Temporal Activity get stuck, without performing any action

We are using temporal , to copy files from source to destination, both the source and destination mapped drives are mounted the worker service, which actually has a logic to copy files from source mapped drive to destination drive. Issue we are facing is, when there is momentarily disconnection of mapped drives (if source/destination is down ) or network glitch, activity part of the copy gets stuck , without performing any action and run till timeout (we have a timeout of 5 hrs for a activity), even after mapped drive gets connected after sometime.

Need help in how do we debug this.

Hi @Avadoot

have you consider using activity hearbeat Detecting Activity failures | Temporal Platform Documentation ?

Antonio

Hi @antonio.perez ,

Yes we do have an activity heartbeat , which we are sending every 30 sec, also activity timeout is 5 hrs, since these are meant for long running task.

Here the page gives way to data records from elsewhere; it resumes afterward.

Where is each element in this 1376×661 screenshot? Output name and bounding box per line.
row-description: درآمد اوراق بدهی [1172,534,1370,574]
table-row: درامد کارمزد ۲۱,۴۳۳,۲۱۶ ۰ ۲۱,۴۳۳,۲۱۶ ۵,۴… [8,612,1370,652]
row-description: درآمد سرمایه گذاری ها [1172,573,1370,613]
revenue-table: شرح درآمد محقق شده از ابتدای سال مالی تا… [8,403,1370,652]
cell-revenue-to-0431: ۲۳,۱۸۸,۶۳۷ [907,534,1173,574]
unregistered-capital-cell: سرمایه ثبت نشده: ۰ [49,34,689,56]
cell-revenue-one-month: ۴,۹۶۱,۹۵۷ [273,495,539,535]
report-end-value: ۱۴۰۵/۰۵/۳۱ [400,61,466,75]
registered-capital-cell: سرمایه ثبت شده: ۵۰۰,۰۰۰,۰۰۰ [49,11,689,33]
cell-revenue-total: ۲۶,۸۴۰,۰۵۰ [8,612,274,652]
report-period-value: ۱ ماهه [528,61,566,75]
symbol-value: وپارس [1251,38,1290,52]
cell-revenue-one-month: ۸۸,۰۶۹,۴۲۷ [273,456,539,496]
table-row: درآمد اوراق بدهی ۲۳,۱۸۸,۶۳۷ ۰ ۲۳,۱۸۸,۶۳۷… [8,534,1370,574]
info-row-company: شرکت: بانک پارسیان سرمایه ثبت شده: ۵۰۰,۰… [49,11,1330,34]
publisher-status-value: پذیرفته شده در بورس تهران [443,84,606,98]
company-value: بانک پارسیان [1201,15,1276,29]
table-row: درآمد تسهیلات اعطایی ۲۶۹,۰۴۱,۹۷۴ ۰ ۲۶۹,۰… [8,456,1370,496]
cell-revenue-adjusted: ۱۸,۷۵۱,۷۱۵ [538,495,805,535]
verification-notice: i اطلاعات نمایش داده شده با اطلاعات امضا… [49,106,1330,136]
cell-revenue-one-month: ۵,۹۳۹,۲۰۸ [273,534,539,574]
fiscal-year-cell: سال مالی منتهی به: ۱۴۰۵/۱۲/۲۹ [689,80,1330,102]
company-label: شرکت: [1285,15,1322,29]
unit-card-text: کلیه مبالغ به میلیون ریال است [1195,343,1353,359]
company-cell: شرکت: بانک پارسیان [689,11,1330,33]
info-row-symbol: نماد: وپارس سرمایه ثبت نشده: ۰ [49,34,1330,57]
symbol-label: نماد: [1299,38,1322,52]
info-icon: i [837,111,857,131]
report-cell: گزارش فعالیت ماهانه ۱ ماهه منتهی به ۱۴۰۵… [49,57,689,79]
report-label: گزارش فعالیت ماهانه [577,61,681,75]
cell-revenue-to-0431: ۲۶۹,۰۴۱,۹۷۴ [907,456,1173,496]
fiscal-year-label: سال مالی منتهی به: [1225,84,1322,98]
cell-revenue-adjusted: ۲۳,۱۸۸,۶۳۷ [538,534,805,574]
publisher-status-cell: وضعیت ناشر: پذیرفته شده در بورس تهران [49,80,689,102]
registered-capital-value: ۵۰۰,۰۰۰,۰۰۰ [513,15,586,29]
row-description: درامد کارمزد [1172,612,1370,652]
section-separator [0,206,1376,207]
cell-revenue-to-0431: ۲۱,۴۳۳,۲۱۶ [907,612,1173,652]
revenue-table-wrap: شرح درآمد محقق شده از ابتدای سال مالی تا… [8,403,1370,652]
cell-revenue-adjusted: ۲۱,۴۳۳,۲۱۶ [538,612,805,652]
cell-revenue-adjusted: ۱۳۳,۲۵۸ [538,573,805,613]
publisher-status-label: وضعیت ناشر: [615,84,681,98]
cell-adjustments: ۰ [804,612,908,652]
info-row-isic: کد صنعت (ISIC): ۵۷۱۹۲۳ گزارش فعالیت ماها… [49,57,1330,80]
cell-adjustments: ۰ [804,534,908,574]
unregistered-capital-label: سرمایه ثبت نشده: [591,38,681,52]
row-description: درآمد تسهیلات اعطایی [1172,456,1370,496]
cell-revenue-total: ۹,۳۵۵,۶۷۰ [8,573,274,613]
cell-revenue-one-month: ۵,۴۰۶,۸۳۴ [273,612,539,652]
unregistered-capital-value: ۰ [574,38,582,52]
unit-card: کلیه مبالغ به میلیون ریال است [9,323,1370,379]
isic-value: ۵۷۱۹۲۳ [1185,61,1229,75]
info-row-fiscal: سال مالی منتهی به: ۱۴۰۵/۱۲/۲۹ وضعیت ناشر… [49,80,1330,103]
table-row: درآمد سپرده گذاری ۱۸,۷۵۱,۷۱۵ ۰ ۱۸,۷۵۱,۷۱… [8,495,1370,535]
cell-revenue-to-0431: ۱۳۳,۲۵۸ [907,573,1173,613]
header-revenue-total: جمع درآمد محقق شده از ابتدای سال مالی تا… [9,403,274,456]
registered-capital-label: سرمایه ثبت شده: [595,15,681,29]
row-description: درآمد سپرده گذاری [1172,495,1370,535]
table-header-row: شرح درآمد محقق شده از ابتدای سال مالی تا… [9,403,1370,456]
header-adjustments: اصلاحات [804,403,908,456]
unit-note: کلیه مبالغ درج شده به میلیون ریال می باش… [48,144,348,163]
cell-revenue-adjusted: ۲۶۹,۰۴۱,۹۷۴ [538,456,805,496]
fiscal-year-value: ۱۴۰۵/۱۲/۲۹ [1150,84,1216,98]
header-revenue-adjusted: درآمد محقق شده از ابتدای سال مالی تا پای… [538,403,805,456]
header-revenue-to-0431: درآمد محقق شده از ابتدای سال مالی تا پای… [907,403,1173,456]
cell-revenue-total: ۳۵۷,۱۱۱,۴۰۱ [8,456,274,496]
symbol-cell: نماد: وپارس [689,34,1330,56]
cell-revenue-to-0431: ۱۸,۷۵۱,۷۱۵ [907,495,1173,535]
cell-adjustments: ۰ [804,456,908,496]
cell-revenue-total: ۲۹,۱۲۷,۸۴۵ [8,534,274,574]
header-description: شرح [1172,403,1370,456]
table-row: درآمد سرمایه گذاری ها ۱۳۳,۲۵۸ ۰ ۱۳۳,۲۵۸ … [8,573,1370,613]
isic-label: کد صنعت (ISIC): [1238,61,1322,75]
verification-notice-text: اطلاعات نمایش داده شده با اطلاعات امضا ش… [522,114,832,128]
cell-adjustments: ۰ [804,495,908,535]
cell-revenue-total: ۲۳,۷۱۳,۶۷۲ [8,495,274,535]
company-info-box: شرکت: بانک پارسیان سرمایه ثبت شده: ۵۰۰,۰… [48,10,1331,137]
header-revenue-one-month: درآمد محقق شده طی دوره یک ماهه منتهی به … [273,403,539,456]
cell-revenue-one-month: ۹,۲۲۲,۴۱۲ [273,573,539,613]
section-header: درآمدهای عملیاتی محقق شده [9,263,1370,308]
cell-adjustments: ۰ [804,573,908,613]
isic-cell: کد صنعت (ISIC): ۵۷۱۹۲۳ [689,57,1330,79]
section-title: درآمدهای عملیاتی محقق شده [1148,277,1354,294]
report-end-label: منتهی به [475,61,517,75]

Also we are running 10 activities in parallel , these issue is happening only when we are running multiple jobs . each jobs running its own 10 parallel activities.

What is the value of the activity heartbeat timeout?

Hi @maxim ,

its 1min, we have observed that when we run with less(3-4) activity concurrency(currently 10 in parallel at single point of time* number of job runs) , Jobs are getting completed. Any pointers towards this behaviour would be helpful.

let me know if you need any other information.

Look at ActivityTaskScheduled event to see if there was more than one attempt.

I wonder if this has to do with constrained resources, maybe something is blocking the even loop (CPU-intensive synchronous operation or an infinite loop), can you double check the CPU utilization?

We debugged it , It was stale connection issue of the mapped drive. because of which activities were getting stuck.we changed the mounting commands to save the creds in windows creds manager.